From the Journals

Global project reveals cancer’s genomic playbook


 

FROM NATURE

Mutational signatures

In a related line of research, PCAWG investigators identified new DNA mutational signatures ranging from single nucleotide polymorphisms to insertions and deletions, as well as to structural variants – rearrangements of large sections of the genome.

“The substantial size of our dataset, compared with previous analyses, enabled the discovery of new signatures, the separation of overlapping signatures, and the decomposition of signatures into components that may represent associated – but distinct – DNA damage, repair, and/or replication mechanisms. By estimating the contribution of each signature to the mutational catalogs of individual cancer genomes, we revealed associations of signatures to exogenous or endogenous exposures, as well as to defective DNA maintenance processes,” the investigators wrote.

They also acknowledged, however, that “many signatures are of unknown cause.”

Cancer evolution

One of the six main studies focused on the evolution of cancer over time. Instead of providing a “snapshot” of the genome as captured by sequencing tissue from a single biopsy, consortium investigators created full-length features of the “life history and evolution of mutational processes and driver mutation sequences.”

They found that early cancer development was marked by relatively few mutations in driver genes and by identifiable copy-number gains, including trisomy 7 in glioblastoma, and an abnormal mirroring of the arms (isochromosome) of chromosome 17 in medulloblastoma.

In 40% of the samples, however, there were significant changes in the mutational spectrum as the cancers grew, leading to a near quadrupling of driver genes and increased genomic instability in later-stage tumors.

“Copy-number alterations often occur in mitotic crises and lead to simultaneous gains of chromosomal segments,” the investigators wrote. “Timing analyses suggest that driver mutations often precede diagnosis by many years, if not decades. Together, these results determine the evolutionary trajectories of cancer and highlight opportunities for early cancer detection.”

Implications for cancer care

“When I used to treat patients with cancer, I was always completely amazed and puzzled by how two patients could have what looked like the same tumor. It would look the same under the microscope, have the same size, and the two patients would receive exactly the same treatment, but the two patients would have completely opposite outcomes; one would survive, and one would die.
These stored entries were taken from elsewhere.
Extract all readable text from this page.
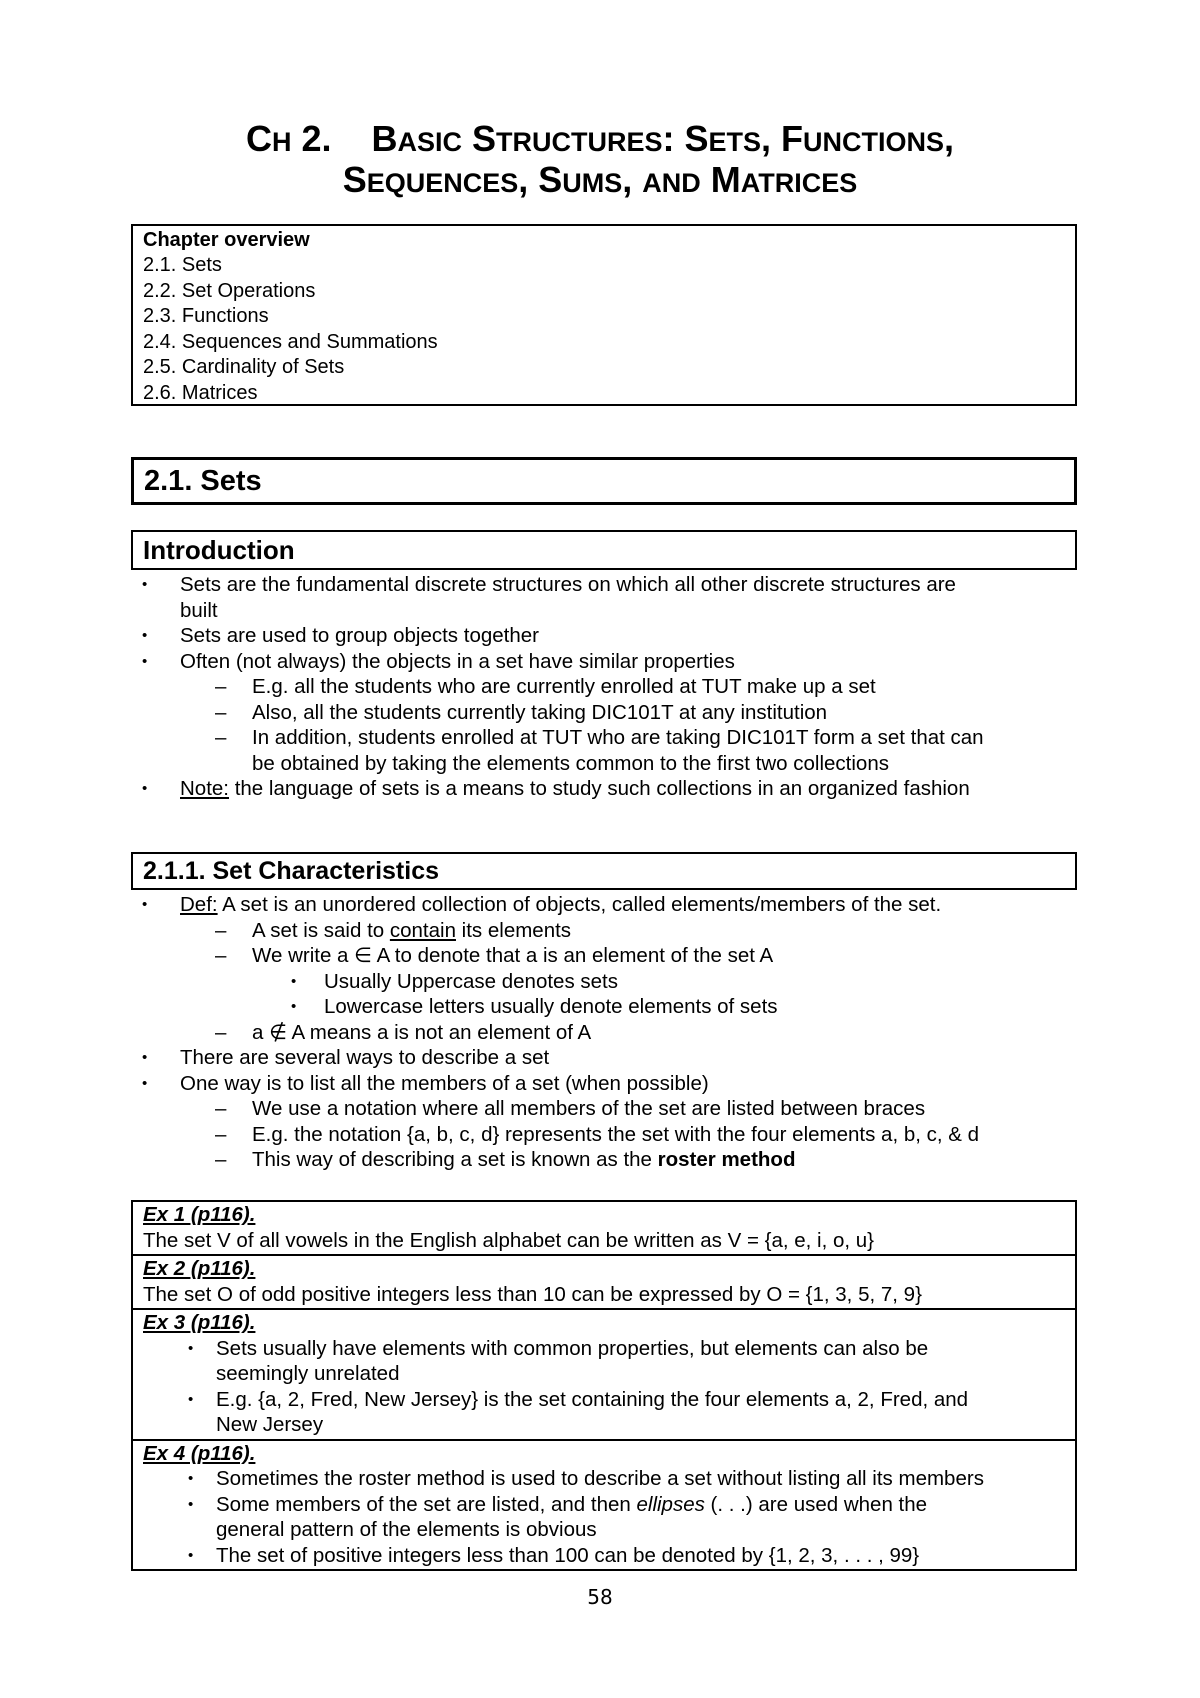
CH 2.    BASIC STRUCTURES: SETS, FUNCTIONS,
SEQUENCES, SUMS, AND MATRICES
Chapter overview
2.1. Sets
2.2. Set Operations
2.3. Functions
2.4. Sequences and Summations
2.5. Cardinality of Sets
2.6. Matrices
2.1. Sets
Introduction
• Sets are the fundamental discrete structures on which all other discrete structures are
built
• Sets are used to group objects together
• Often (not always) the objects in a set have similar properties
– E.g. all the students who are currently enrolled at TUT make up a set
– Also, all the students currently taking DIC101T at any institution
– In addition, students enrolled at TUT who are taking DIC101T form a set that can
be obtained by taking the elements common to the first two collections
• Note: the language of sets is a means to study such collections in an organized fashion
2.1.1. Set Characteristics
• Def: A set is an unordered collection of objects, called elements/members of the set.
– A set is said to contain its elements
– We write a ∈ A to denote that a is an element of the set A
• Usually Uppercase denotes sets
• Lowercase letters usually denote elements of sets
– a ∉ A means a is not an element of A
• There are several ways to describe a set
• One way is to list all the members of a set (when possible)
– We use a notation where all members of the set are listed between braces
– E.g. the notation {a, b, c, d} represents the set with the four elements a, b, c, & d
– This way of describing a set is known as the roster method
Ex 1 (p116).
The set V of all vowels in the English alphabet can be written as V = {a, e, i, o, u}
Ex 2 (p116).
The set O of odd positive integers less than 10 can be expressed by O = {1, 3, 5, 7, 9}
Ex 3 (p116).
• Sets usually have elements with common properties, but elements can also be
seemingly unrelated
• E.g. {a, 2, Fred, New Jersey} is the set containing the four elements a, 2, Fred, and
New Jersey
Ex 4 (p116).
• Sometimes the roster method is used to describe a set without listing all its members
• Some members of the set are listed, and then ellipses (. . .) are used when the
general pattern of the elements is obvious
• The set of positive integers less than 100 can be denoted by {1, 2, 3, . . . , 99}
58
What this analysis … has done is really laid bare the reasons for that unpredictability in clinical outcomes,” Peter Campbell, MD, PhD, of the Wellcome Sanger Institute in Hinxton, England, said during the telebriefing.

“The most striking finding out of all of the suite of papers is just how different one person’s cancer genome is from another person’s. We see thousands of different combinations of mutations that can cause the cancer, and more than 80 different underlying processes generating the mutations in a cancer, and that leads to very different shapes and patterns in the genome that result,” he added.

On a positive note, the research shows that one or more driver mutations can be identified in about 95% of all cancer patients, and it elucidates the sequence of events leading to oncogenesis and tumor evolution, providing opportunities for earlier identification and potential interventions to prevent cancer, Dr. Campbell said.

The PCAWG was a collaborative multinational effort with multiple funding sources and many investigators.